Post-traumatic stress disorder linked to accelerated aging

Writing in the May 7 online issue of American Journal of Geriatric Psychiatry, researchers at University of California, San Diego School of Medicine and Veterans Affairs San Diego Healthcare System suggest that people with PTSD may also be at risk for accelerated aging or premature senescence.

“This is the first study of its type to link PTSD, a psychological disorder with no established genetic basis, which is caused by external, traumatic stress, with long-term, systemic effects on a basic biological process such as aging,” said Dilip V. Jeste, MD, Distinguished Professor of Psychiatry and Neurosciences and director of the Center on Healthy Aging and Senior Care at UC San Diego, who is the senior author of this study.

Researchers had previously noted a potential association between psychiatric conditions, such as schizophrenia and bipolar disorder, and acceleration of the aging process. Jeste and colleagues determined to see if PTSD might show a similar association by conducting a comprehensive review of published empirical studies relevant to early aging in PTSD, covering multiple databases going back to 2000.

There is no standardized definition of what constitutes premature or accelerated senescence. For guidance, the researchers looked at early aging phenomena associated with non-psychiatric conditions, such as Hutchinson-Gilford progeria syndrome, HIV infection and Down's syndrome. The majority of evidence fell into three categories: biological indicators or biomarkers, such as leukocyte telomere length (LTL), earlier occurrence or higher prevalence of medical conditions associated with advanced age and premature mortality.

In their literature review, the UC San Diego team identified 64 relevant studies; 22 were suitable for calculating overall effect sizes for biomarkers, 10 for mortality.
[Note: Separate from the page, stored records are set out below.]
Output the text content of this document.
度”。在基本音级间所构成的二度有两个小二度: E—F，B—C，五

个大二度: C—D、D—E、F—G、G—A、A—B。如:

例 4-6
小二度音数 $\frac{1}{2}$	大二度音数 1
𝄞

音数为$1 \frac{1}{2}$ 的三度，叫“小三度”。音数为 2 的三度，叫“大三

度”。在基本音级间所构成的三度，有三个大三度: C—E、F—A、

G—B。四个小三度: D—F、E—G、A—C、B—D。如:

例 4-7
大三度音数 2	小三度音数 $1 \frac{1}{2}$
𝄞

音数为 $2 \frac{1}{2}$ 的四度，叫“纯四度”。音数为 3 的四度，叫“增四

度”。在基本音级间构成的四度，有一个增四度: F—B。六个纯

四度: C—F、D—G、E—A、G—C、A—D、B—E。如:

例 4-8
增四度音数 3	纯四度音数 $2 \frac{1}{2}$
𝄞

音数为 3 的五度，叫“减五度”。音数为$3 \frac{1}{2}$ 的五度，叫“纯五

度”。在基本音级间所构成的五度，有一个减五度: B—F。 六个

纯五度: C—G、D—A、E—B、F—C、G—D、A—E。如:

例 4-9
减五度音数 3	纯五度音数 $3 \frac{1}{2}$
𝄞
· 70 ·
All six studies looking specifically at LTL found reduced telomere length in persons with PTSD. Leukocytes are white blood cells. Telomeres are stretches of protective, repetitive nucleotide sequences at the ends of chromosomes. These sequences shorten with every cell replication and are considered a strong measure of the aging process in cells.

The scientists also found consistent evidence of increased pro-inflammatory markers, such as C-reactive protein and tumor necrosis factor alpha, associated with PTSD.

A majority of reviewed studies found increased medical comorbidity of PTSD with several targeted conditions associated with normal aging, including cardiovascular disease, type 2 diabetes, gastrointestinal ulcer disease and dementia.

Seven of 10 studies indicated a mild-to-moderate association of PTSD with earlier mortality, consistent with an early onset or acceleration of aging in PTSD.

“These findings do not speak to whether accelerated aging is specific to PTSD, but they do argue the need to re-conceptualize PTSD as something more than a mental illness,” said first author James B. Lohr, MD, professor of psychiatry. “Early senescence, increased medical morbidity and premature mortality in PTSD have implications in health care beyond simply treating PTSD symptoms. Our findings warrant a deeper look at this phenomenon and a more integrated medical-psychiatric approach to their care.”

Barton Palmer, PhD, professor of psychiatry and a coauthor of the study, cautioned that “prospective longitudinal studies are needed to directly demonstrate accelerated aging in PTSD and to establish underlying mechanisms.”

Other co-authors include Carolyn A. Eidt, Smitha Aailaboyina, and Steven R. Thorp, Veterans Affairs San Diego Healthcare System Center of Excellence for Stress and Mental Health and UCSD Department of Psychiatry and Stein Institute for Research on Aging; Brent T. Mausbach, UCSD Department of Psychiatry and Stein Institute for Research on Aging; and Owen M. Wolkowitz, UC San Francisco.

Funding for this research came, in part, from the Veterans Affairs San Diego Healthcare System Center of Excellence for Stress and Mental Health, National Institutes of Health grants R01MH099987, R01MH094151, T32MH019935, and U.S. Department of Defense, UC San Diego Center for Healthy Aging and Sam and Rose Stein Institute for Research on Aging.